History

Nazi Germany
- Name: U-3027
- Ordered: 6 November 1943
- Builder: AG Weser, Bremen
- Yard number: 1186
- Laid down: 18 October 1944
- Launched: 18 December 1944
- Commissioned: 25 January 1945
- Fate: Scuttled on 3 May 1945

General characteristics
- Class & type: Type XXI submarine
- Displacement: 1,621 t (1,595 long tons) surfaced; 1,819 t (1,790 long tons) submerged;
- Length: 76.70 m (251 ft 8 in) (o/a); 60.50 m (198 ft 6 in) (p/h);
- Beam: 8 m (26 ft 3 in) (o/a); 5.3 m (17 ft 5 in) (p/h);
- Height: 11.30 m (37 ft 1 in)
- Draught: 6.32 m (20 ft 9 in)
- Installed power: 4,000 PS (2,900 kW; 3,900 shp) (diesel drive); 5,000 PS (3,700 kW; 4,900 shp) (standard electric drive); 226 PS (166 kW; 223 shp) (silent electric drive);
- Propulsion: Diesel/Electric; 2 × MAN M6V40/46KBB supercharged 6-cylinder diesel engines ; 2 × SSW GU365/30 double-acting electric motors ; 2 × SSW GV232/28 silent running electric motors;
- Speed: Surfaced:; 15.6 knots (28.9 km/h; 18.0 mph) (diesel); 17.9 knots (33.2 km/h; 20.6 mph) (electric); Submerged:; 17.2 knots (31.9 km/h; 19.8 mph) (electric); 6.1 knots (11.3 km/h; 7.0 mph) (silent running motors);
- Range: 15,500 nmi (28,700 km; 17,800 mi) at 10 knots (19 km/h; 12 mph) surfaced; 340 nmi (630 km; 390 mi) at 5 knots (9.3 km/h; 5.8 mph) submerged;
- Test depth: 280 m (920 ft)
- Complement: 57–60 crewmen
- Sensors & processing systems: Type F432 D2 Radar Transmitter; FuMB Ant 3 Bali Radar Detector;
- Armament: 6 × bow torpedo tubes; 23 × 53.3 cm (21 in) torpedoes or 17 × torpedoes and 12 × TMC mines; 4 × 2 cm (0.8 in) AA guns or; 4 × 3.7 cm (1.5 in) AA guns;

Service record
- Part of: 4th U-boat Flotilla; 25 January – 3 May 1945;
- Identification codes: M 50 115
- Commanders: Kptlt. Karl Mehne; 25 January – 3 May 1945;
- Operations: None
- Victories: None

= German submarine U-3027 =

German World War II submarine

German submarine U-3027 was a Type XXI U-boat (one of the "Elektroboote") of Nazi Germany's Kriegsmarine, built for service in World War II. She was ordered on 6 November 1943, and was laid down on 18 October 1944 at AG Weser, Bremen, as yard number 1186. She was launched on 18 December 1944, and commissioned under the command of Kapitänleutnant Karl Mehne on 25 January 1945.

==Design==
Like all Type XXI U-boats, U-3027 had a displacement of 1621 t when at the surface and 1819 t while submerged. She had a total length of 76.70 m (o/a), a beam of 8 m, and a draught of 6.32 m. The submarine was powered by two MAN SE supercharged six-cylinder M6V40/46KBB diesel engines each providing 4000 PS, two Siemens-Schuckert GU365/30 double-acting electric motors each providing 5000 PS, and two Siemens-Schuckert silent running GV232/28 electric motors each providing 226 PS.
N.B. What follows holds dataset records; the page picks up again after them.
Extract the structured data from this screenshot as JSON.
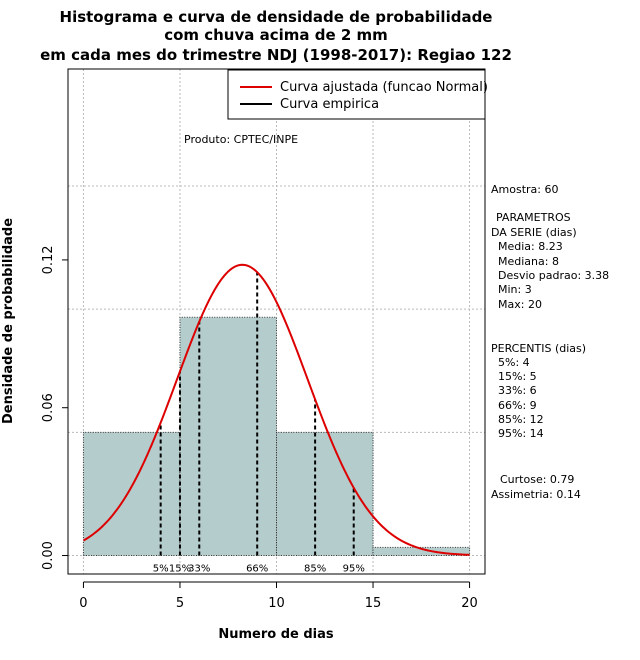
{
  "chart_data": {
    "type": "histogram",
    "title_lines": [
      "Histograma e curva de densidade de probabilidade",
      "com chuva acima de 2 mm",
      "em cada mes do trimestre NDJ (1998-2017): Regiao 122"
    ],
    "xlabel": "Numero de dias",
    "ylabel": "Densidade de probabilidade",
    "xlim": [
      -0.8,
      20.8
    ],
    "ylim": [
      -0.0075,
      0.1975
    ],
    "x_ticks": [
      0,
      5,
      10,
      15,
      20
    ],
    "y_ticks": [
      0.0,
      0.06,
      0.12
    ],
    "y_tick_labels": [
      "0.00",
      "0.06",
      "0.12"
    ],
    "x_gridlines": [
      0,
      5,
      10,
      15,
      20
    ],
    "y_gridlines": [
      0.0,
      0.05,
      0.1,
      0.15
    ],
    "bins": [
      {
        "from": 0,
        "to": 5,
        "density": 0.05
      },
      {
        "from": 5,
        "to": 10,
        "density": 0.0967
      },
      {
        "from": 10,
        "to": 15,
        "density": 0.05
      },
      {
        "from": 15,
        "to": 20,
        "density": 0.0033
      }
    ],
    "bar_color": "#b5cccc",
    "normal_fit": {
      "mean": 8.23,
      "sd": 3.38,
      "color": "#dd0000"
    },
    "percentile_markers": [
      {
        "x": 4,
        "label": "5%"
      },
      {
        "x": 5,
        "label": "15%"
      },
      {
        "x": 6,
        "label": "33%"
      },
      {
        "x": 9,
        "label": "66%"
      },
      {
        "x": 12,
        "label": "85%"
      },
      {
        "x": 14,
        "label": "95%"
      }
    ],
    "legend": [
      {
        "label": "Curva ajustada (funcao Normal)",
        "color": "#dd0000"
      },
      {
        "label": "Curva empirica",
        "color": "#000000"
      }
    ],
    "legend_position": "top-right",
    "source_note": "Produto: CPTEC/INPE"
  },
  "stats": {
    "amostra": "Amostra: 60",
    "param_header_1": "PARAMETROS",
    "param_header_2": "DA SERIE (dias)",
    "media": "Media: 8.23",
    "mediana": "Mediana: 8",
    "desvio": "Desvio padrao: 3.38",
    "min": "Min: 3",
    "max": "Max: 20",
    "percentis_header": "PERCENTIS (dias)",
    "p5": "5%: 4",
    "p15": "15%: 5",
    "p33": "33%: 6",
    "p66": "66%: 9",
    "p85": "85%: 12",
    "p95": "95%: 14",
    "curtose": "Curtose: 0.79",
    "assimetria": "Assimetria: 0.14"
  }
}
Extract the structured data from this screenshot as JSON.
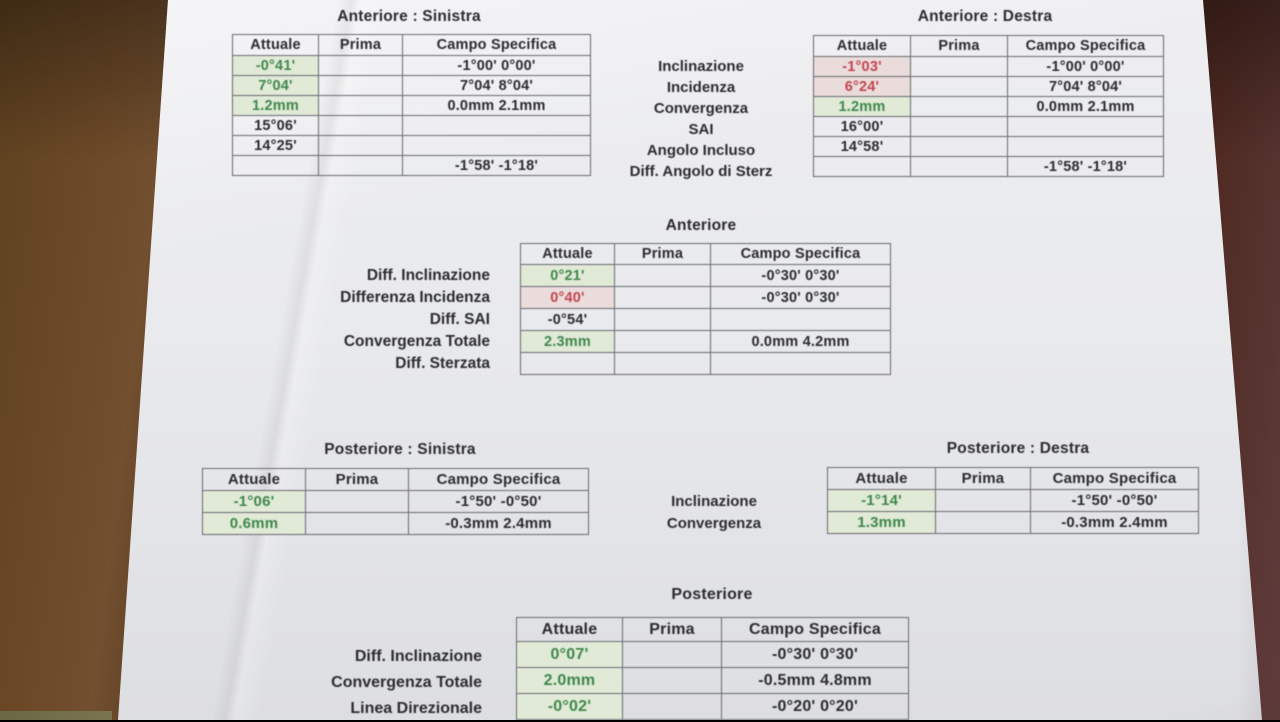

The submarine had a maximum surface speed of 15.6 kn and a submerged speed of 17.2 kn. When running on silent motors the boat could operate at a speed of 6.1 kn. When submerged, the boat could operate at 5 kn for 340 nmi; when surfaced, she could travel 15500 nmi at 10 kn. U-3027 was fitted with six 53.3 cm torpedo tubes in the bow and four 2 cm C/30 anti-aircraft guns. She could carry twenty-three torpedoes or seventeen torpedoes and twelve mines. The complement was five officers and fifty-two men.

==Fate==
U-3027 was scuttled on 3 May 1945, at Travemünde, as part of Operation Regenbogen. The wreck was later raised and broken up.